DO WE HAVE A CRISIS ON THE SOUTHERN BORDER OR NOT?; Congressional Record Vol. 165, No. 4
(House of Representatives - January 09, 2019)

Text available as:

Formatting necessary for an accurate reading of this text may be shown by tags (e.g., <DELETED> or <BOLD>) or may be missing from this TXT display. For complete and accurate display of this text, see the PDF.


[Page H297]
From the Congressional Record Online through the Government Publishing Office [www.gpo.gov]




           DO WE HAVE A CRISIS ON THE SOUTHERN BORDER OR NOT?

  The SPEAKER pro tempore. The Chair recognizes the gentleman from 
Illinois (Mr. Shimkus) for 5 minutes.
  Mr. SHIMKUS. Madam Speaker, first of all, we all are thinking about 
those loyal, hardworking Federal employees who are caught in the middle 
of the challenges that we face here in Washington.
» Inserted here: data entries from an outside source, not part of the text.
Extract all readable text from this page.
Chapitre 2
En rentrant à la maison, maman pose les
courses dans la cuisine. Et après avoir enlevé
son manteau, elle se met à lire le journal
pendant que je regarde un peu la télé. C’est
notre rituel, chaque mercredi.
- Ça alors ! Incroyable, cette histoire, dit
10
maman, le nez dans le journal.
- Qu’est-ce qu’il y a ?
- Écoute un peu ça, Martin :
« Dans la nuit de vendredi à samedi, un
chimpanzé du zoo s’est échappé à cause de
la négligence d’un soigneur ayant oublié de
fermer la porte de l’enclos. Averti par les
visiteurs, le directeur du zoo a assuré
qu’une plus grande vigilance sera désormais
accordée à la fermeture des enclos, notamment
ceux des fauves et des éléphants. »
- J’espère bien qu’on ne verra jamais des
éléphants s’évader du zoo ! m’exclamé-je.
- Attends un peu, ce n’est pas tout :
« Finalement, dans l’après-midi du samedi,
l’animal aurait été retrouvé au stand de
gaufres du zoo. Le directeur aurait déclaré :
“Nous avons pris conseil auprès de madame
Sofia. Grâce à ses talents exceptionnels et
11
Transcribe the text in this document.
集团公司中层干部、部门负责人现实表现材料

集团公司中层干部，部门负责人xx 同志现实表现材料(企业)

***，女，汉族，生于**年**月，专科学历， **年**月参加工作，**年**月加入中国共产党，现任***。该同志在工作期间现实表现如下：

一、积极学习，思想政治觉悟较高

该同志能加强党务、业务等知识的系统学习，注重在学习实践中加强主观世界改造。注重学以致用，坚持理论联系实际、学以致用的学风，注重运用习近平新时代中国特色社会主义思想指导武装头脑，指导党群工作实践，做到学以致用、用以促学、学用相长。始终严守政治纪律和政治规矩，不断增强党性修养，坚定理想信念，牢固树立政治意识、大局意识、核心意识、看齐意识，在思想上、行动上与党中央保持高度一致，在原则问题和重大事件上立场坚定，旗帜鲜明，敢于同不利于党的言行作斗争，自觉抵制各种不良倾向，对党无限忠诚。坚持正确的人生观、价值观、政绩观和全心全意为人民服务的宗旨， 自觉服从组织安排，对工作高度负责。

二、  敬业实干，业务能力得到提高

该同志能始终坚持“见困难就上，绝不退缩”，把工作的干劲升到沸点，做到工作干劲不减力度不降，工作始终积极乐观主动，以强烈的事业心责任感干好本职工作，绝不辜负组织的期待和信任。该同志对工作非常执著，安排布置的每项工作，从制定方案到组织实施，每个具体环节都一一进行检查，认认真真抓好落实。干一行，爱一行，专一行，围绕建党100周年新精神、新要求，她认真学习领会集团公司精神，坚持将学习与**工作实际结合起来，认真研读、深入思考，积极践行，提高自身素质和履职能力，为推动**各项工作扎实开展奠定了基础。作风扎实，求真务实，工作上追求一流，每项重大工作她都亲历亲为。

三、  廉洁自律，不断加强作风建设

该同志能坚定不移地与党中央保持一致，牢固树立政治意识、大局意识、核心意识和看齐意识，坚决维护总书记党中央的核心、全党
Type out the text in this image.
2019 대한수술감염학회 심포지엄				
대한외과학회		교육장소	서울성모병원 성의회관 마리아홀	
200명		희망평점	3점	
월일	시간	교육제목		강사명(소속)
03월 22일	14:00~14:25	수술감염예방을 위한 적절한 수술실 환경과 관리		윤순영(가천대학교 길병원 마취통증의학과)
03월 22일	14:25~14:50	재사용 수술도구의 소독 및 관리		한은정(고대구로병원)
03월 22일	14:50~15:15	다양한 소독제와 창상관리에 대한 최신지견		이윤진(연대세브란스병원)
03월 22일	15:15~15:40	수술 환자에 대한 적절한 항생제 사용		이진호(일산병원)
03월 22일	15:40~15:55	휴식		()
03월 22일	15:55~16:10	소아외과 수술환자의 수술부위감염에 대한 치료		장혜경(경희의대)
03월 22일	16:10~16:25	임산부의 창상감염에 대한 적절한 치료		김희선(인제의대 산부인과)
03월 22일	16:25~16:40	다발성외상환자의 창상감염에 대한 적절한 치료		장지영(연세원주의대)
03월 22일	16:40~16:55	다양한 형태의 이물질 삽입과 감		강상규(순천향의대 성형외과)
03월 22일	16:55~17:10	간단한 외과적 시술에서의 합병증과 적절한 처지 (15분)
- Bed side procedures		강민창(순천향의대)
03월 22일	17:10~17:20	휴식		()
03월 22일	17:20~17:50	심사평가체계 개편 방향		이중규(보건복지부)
As with other 
battles, these employees will be paid for their time away from the 
workplace while they are on furlough.
  So what is this all about? Do we have a crisis on the southern border 
or not? I would caution my colleagues on both sides of the aisle to use 
real numbers.
  Are 400,000 illegal immigrants last year across the southern border 
too few or too many?
  Are the 500 homicides by illegal immigrants in Texas over the past 
decade too few or too many?
  Maybe the new Homeland Security Committee could hold a hearing and 
vet out all of these numbers. There is a problem with that: The 
committee is not organized yet, so they cannot meet. I would hope that 
they would, so we could put the facts on the table.
  I look at the clips of large groups of illegals trying to rush the 
border. What has kept them from illegally entering? Well, the fence, 
the wall, the barrier. A wall system works. Sections of the border 
where fencing and walls have been built have seen a decrease in illegal 
immigration.
  San Diego first built its wall in 1992. Illegal traffic dropped 92 
percent over the past 23 years.
  El Paso built their fence in 1993. Illegal traffic dropped 72 percent 
in 1 year and 95 percent over 22 years.
  Tucson's wall was built in 2000. Illegal traffic dropped 90 percent 
over 15 years.
  The wall in Yuma was built in 2005. Illegal traffic dropped 95 
percent over 9 years.
  Since walls work, they have historically held bipartisan support. In 
the fiscal year 2007, the DHS appropriations bill provided more than $1 
billion for fencing along the southwest border. It passed 412-6. 
Speaker Pelosi, Majority Leader Hoyer, Majority Whip Clyburn, and 
Homeland Security Chairman Thompson were among the ``yes'' votes.
  Former President Barack Obama, in a Senate floor speech from the 
Secure Fence Act in 2006, said: ``It will authorize some badly needed 
funding for better fences and better security along our borders, and 
that should help stem some of the tide of illegal immigration in this 
country.''
  The Secretary of Homeland Security under Obama, Janet Napolitano, 
reiterated: ``You've got to have a system. You've got to have a system 
down there that includes boots on the ground, that has to include 
technology and fencing and infrastructure as part of the overall 
system.''
  It is time that we work together to compromise to reopen the 
government and secure our southern border. We can do this. I believe in 
this form of government, and I believe in this institution. Let's get 
to work.
  America is an extraordinarily compassionate nation. We welcome 
immigrants seeking the opportunity to build a better life here, as well 
as refugees fleeing war, oppression, and poverty around the world. But 
even as we do this it is only appropriate that it is done legally.